Does this accept them?

NationProtons,

This seems to be the config: cookiebanners.service.mode = 1 (reject all) or 2 (reject all or fall back to accept all).

So on 2 it would reject all, and if not possible, accept all.

Contend6248, (edited )

So it’s about balance annoyance and privacy again.

First i was a bit confused, but i quickly found a site i use regular which needs you to accept the cookies or buy premium.

There’s where stuff like Cookie Autodelete comes into play, they can have their cookie, but it will be thrown away the second their site is closed.

So you can use mode 2 for less annoyance and still throw them in the garbage

dutchkimble,

Thanks for that! Much clearer now

TheDarkKnight,

Should be the default option

knobbysideup,

ITT a horde of people who don’t know that http is stateless. Cookies are the easiest and least intrusive way to maintain your session.

shasta,

And those are allowed under GDPR as necessary cookies

FierySpectre,

No prompt needed even

Bransons404,

Also an easy way to store needed variables between pages. For news sites without a sign up this isn’t necessary but for actual web apps that live across different subdomains it can be a nice to have.

CyberEgg, (edited )

My favorite banner is from geizhals.de that only says “We recognize you set “Do not track” and we respect that.”

Edit: autocorrect corrected

TheyCallMeHacked,

Yeah, my university’s intranet (and I believe also their homepage, but I’m not sure) has the same

Artyom,

Too bad the “do not track” message makes you easier to track on every other website

TWeaK,

But does it really decline all, or are you agreeing to their “legitimate interest” of stealing your data?

Data collection is theft, change my mind.

original_reader,

I agree.

Unless I click “Accept All”.

TWeaK,

Man the worst I saw was a petrol station, when you walked in up to the tills there was this little sign on a floppy plastic thing that said they had face recognition running and a QR code to scan. The text of the sign mentioned “legitimate interests” but in no way directed users to scan the code and go to the website to object their consent.

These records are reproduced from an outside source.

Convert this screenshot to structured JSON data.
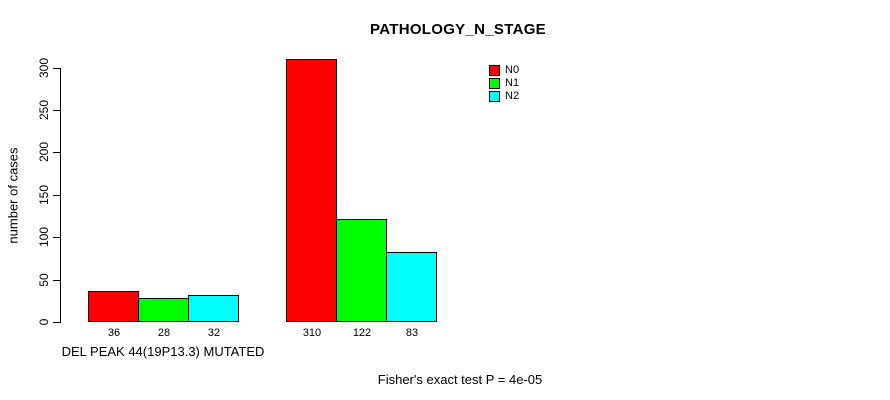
{
  "chart_data": {
    "type": "bar",
    "title": "PATHOLOGY_N_STAGE",
    "ylabel": "number of cases",
    "xlabel": "",
    "ylim": [
      0,
      320
    ],
    "yticks": [
      0,
      50,
      100,
      150,
      200,
      250,
      300
    ],
    "grid": false,
    "value_labels": true,
    "legend": {
      "position": "top-right",
      "entries": [
        {
          "label": "N0",
          "color": "#FF0000"
        },
        {
          "label": "N1",
          "color": "#00FF00"
        },
        {
          "label": "N2",
          "color": "#00FFFF"
        }
      ]
    },
    "groups": [
      {
        "label": "DEL PEAK 44(19P13.3) MUTATED",
        "values": [
          36,
          28,
          32
        ]
      },
      {
        "label": "",
        "values": [
          310,
          122,
          83
        ]
      }
    ],
    "series": [
      {
        "name": "N0",
        "color": "#FF0000",
        "values": [
          36,
          310
        ]
      },
      {
        "name": "N1",
        "color": "#00FF00",
        "values": [
          28,
          122
        ]
      },
      {
        "name": "N2",
        "color": "#00FFFF",
        "values": [
          32,
          83
        ]
      }
    ],
    "annotation": "Fisher's exact test P = 4e-05"
  }
}
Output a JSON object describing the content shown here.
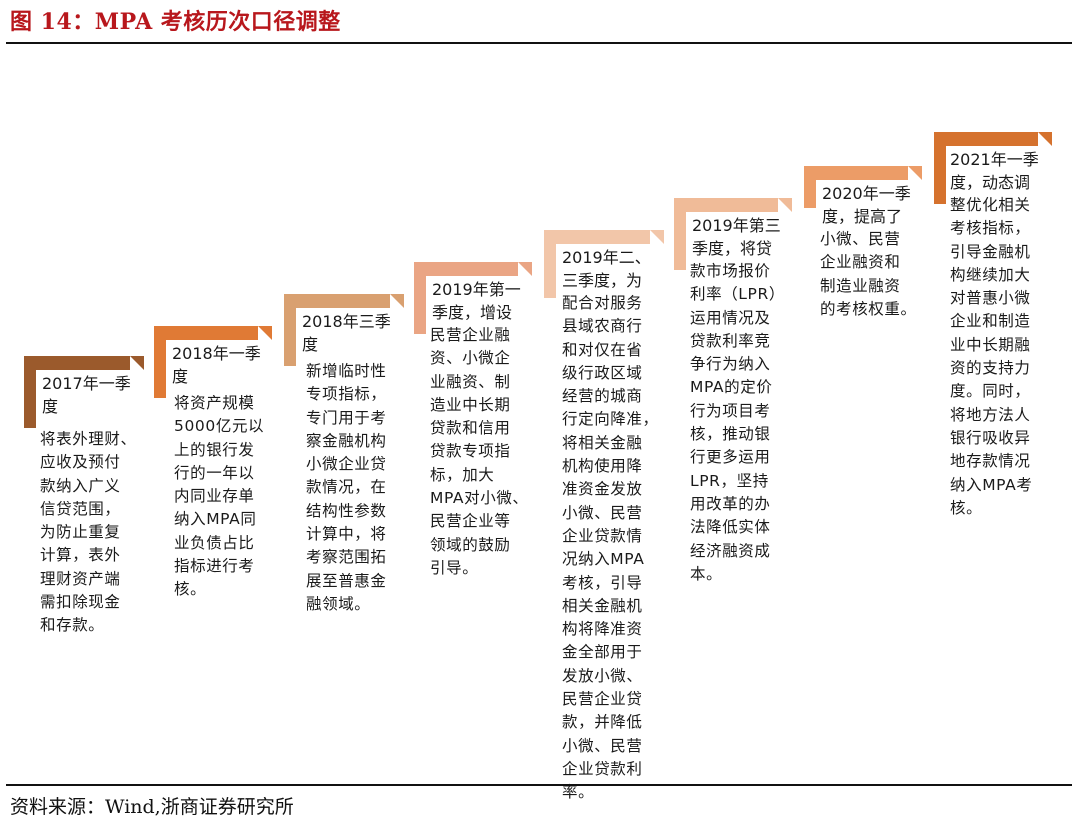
{
  "figure_title": "图 14：MPA 考核历次口径调整",
  "source": "资料来源：Wind,浙商证券研究所",
  "colors": {
    "title": "#b8171c"
  },
  "steps": [
    {
      "label": "2017年一季\n度",
      "text": "将表外理财、\n应收及预付\n款纳入广义\n信贷范围，\n为防止重复\n计算，表外\n理财资产端\n需扣除现金\n和存款。",
      "color": "#9b5a2c"
    },
    {
      "label": "2018年一季\n度",
      "text": "将资产规模\n5000亿元以\n上的银行发\n行的一年以\n内同业存单\n纳入MPA同\n业负债占比\n指标进行考\n核。",
      "color": "#e07a35"
    },
    {
      "label": "2018年三季\n度",
      "text": "新增临时性\n专项指标，\n专门用于考\n察金融机构\n小微企业贷\n款情况，在\n结构性参数\n计算中，将\n考察范围拓\n展至普惠金\n融领域。",
      "color": "#d9a070"
    },
    {
      "label": "2019年第一\n季度，增设",
      "text": "民营企业融\n资、小微企\n业融资、制\n造业中长期\n贷款和信用\n贷款专项指\n标，加大\nMPA对小微、\n民营企业等\n领域的鼓励\n引导。",
      "color": "#eaa584"
    },
    {
      "label": "2019年二、\n三季度，为",
      "text": "配合对服务\n县域农商行\n和对仅在省\n级行政区域\n经营的城商\n行定向降准，\n将相关金融\n机构使用降\n准资金发放\n小微、民营\n企业贷款情\n况纳入MPA\n考核，引导\n相关金融机\n构将降准资\n金全部用于\n发放小微、\n民营企业贷\n款，并降低\n小微、民营\n企业贷款利\n率。",
      "color": "#f2c6a9"
    },
    {
      "label": "2019年第三\n季度，将贷",
      "text": "款市场报价\n利率（LPR）\n运用情况及\n贷款利率竞\n争行为纳入\nMPA的定价\n行为项目考\n核，推动银\n行更多运用\nLPR，坚持\n用改革的办\n法降低实体\n经济融资成\n本。",
      "color": "#f0bb98"
    },
    {
      "label": "2020年一季\n度，提高了",
      "text": "小微、民营\n企业融资和\n制造业融资\n的考核权重。",
      "color": "#ec9c67"
    },
    {
      "label": "2021年一季\n度，动态调",
      "text": "整优化相关\n考核指标，\n引导金融机\n构继续加大\n对普惠小微\n企业和制造\n业中长期融\n资的支持力\n度。同时，\n将地方法人\n银行吸收异\n地存款情况\n纳入MPA考\n核。",
      "color": "#d5722e"
    }
  ]
}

It’s such bullshit. These companies collect up the data we produce and sell it for pure profit, without offering anything in return. The data brokerage industry is worth multiple trillions of $ per year, with only $8bn people in the world it stands to reason that the average user’s data is worth $1,000 per year, but they just pick that out of our pockets and use it against us.

original_reader,

Sounds super shady. I’d venture that that would be illegal in Europe.

TWeaK,

Thankfully the UK isn’t in any Europe anymore! Just say you’re legitimately interested and you can steal user data without any sort of thing!